YouTube becomes latest platform to ban “Stop The Steal” organizer Ali Alexander, but there's more work to be done
Alexander's startup Culttture still has accounts on YouTube, Instagram, PayPal, and other platforms
YouTube is the latest company to ban “Stop the Steal” founder Ali Alexander from its platform.
It appears YouTube removed Alexander’s account over the weekend; as of Friday, January 15, the channel was still available, but has since been removed.
Platforms are banning Alexander for his role in the January 6 rally-turned-deadly-insurrection at the U.S. Capitol. According to Politico, Alexander claimed responsibility for the Washington, D.C., rally preceding the storming of the Capitol, saying before the event, “I was the person who came up with the Jan. 6 idea.” The insurrection caused five deaths, the spread of COVID-19 to at least three members of Congress, and other destruction. Twitter, Facebook, and Instagram have all permanently banned Alexander.
Alexander is still able to evade some platform bans using a secondary account
Although YouTube finally removed Alexander’s primary channel, the platform neglected to remove his far-right media startup’s channel Culttture.
Twitter and Facebook have both banned Culttture, but it remains available on YouTube and Instagram (even though Instagram is owned by Facebook).
Culttture’s Instagram account is private with 21,400 followers. Its bio was updated over the weekend, now saying, “Back Soon.” Considering what Alexander has been doing on other platforms, it is likely he is using Culttture's Instagram account to raise money for himself.
Culttture is still available on PayPal, even though the platform has banned Alexander.
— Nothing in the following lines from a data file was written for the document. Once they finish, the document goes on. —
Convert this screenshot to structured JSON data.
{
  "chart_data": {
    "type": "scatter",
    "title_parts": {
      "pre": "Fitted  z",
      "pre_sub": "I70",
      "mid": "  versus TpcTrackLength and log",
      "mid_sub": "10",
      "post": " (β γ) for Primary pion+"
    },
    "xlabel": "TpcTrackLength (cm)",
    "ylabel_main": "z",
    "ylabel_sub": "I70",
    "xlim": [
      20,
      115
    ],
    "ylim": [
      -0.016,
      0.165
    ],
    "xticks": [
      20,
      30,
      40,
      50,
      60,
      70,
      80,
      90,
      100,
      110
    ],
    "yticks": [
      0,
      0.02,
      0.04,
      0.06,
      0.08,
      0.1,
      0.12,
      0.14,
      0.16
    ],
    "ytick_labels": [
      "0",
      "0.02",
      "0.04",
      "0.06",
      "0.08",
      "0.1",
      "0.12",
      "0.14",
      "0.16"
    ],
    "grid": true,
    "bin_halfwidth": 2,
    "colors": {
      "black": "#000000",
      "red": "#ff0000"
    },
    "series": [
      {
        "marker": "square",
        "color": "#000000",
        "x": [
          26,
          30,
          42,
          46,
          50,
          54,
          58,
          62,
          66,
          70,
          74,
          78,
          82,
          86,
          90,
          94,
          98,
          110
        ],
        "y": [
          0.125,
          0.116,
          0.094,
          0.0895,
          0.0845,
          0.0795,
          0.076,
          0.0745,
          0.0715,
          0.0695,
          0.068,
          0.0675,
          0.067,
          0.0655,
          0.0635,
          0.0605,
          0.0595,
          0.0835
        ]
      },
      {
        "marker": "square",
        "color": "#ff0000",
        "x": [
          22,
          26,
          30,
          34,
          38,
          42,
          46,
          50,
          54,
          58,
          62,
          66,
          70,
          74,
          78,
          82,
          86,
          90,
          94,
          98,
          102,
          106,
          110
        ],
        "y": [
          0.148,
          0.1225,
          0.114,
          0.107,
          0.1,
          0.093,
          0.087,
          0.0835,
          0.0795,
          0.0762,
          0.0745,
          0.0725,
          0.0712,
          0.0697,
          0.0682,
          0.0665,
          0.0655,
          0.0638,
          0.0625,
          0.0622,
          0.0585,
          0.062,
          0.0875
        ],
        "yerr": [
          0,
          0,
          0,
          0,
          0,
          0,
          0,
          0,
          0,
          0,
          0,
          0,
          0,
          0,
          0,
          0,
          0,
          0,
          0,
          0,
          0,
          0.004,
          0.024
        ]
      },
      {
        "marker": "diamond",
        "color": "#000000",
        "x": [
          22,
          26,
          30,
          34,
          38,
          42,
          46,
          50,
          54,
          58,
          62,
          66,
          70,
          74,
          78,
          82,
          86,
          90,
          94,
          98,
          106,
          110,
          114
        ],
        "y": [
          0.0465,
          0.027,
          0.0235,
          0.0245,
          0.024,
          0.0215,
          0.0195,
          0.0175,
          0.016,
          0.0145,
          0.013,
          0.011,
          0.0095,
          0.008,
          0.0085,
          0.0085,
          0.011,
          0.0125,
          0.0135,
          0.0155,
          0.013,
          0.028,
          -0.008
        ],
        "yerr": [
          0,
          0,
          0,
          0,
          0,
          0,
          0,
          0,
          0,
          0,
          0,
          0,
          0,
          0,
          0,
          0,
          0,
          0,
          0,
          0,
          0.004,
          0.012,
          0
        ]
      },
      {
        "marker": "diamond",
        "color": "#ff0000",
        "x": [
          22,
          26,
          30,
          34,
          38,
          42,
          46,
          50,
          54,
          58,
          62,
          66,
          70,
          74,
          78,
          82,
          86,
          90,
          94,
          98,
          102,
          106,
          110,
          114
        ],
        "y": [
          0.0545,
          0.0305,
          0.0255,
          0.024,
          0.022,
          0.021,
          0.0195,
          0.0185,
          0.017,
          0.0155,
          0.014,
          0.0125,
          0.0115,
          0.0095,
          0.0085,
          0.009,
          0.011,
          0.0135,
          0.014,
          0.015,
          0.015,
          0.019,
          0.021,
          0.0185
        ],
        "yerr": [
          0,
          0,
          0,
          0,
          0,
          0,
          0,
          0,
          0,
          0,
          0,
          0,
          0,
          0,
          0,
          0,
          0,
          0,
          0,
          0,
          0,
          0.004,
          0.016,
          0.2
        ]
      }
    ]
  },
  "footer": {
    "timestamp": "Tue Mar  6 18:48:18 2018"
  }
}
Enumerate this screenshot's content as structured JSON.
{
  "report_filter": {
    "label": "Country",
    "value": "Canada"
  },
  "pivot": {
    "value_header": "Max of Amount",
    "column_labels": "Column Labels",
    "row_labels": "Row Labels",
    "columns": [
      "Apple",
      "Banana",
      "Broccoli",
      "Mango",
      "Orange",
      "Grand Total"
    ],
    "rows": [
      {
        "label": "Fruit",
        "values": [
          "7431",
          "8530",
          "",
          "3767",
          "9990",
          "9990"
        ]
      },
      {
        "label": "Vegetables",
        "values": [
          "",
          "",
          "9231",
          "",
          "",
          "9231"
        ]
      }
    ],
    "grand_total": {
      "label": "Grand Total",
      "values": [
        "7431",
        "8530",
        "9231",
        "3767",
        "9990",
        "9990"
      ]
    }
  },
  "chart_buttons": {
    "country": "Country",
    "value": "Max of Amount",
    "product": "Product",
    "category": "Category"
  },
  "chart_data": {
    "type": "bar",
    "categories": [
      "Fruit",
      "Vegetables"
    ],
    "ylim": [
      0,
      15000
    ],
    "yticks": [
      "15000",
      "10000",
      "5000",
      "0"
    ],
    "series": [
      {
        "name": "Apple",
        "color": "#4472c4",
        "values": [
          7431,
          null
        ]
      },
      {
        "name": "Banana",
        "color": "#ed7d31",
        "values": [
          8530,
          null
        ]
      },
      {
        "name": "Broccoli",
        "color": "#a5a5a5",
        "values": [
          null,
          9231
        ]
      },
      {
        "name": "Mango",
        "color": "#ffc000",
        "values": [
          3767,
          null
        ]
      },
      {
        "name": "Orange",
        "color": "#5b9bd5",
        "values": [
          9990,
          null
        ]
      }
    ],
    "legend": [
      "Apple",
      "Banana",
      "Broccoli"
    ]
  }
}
Spotify and Apple Podcasts both still host Culttture’s podcast.
Platforms allowing these affiliated accounts to stay up are giving Alexander a route for ban evasion and a potential line of communication to thousands of his followers.
Fundraising platforms GiveSendGo and GumRoad still knowingly host Alexander
Alexander began fundraising on GiveSendGo after the Capitol insurrection, but was later blocked from receiving donations on the platform.
A contributing factor to this ban appears to be that several payment processors, including PayPal, explicitly banned Alexander from using its services and cut off GiveSendGo as a result.
But days later, GiveSendGo reinstated Alexander’s ability to receive donations.
According to a GiveSendGo tweet, it appears that the platform has acquired “alternate” payment processors. Those processors have yet to be disclosed.
Even though he’s banned from multiple fundraising sites, Alexander is still selling merchandise through Gumroad, an online platform that allows creators to sell products directly to consumers. T-shirts and mugs with Alexander’s mugshot printed on them are available on the platform, as well as merchandise accusing President-elect Joe Biden of being sick.
Gumroad explicitly prohibits users on the platform from inciting violence, yet Alexander’s account remains active as of January 19.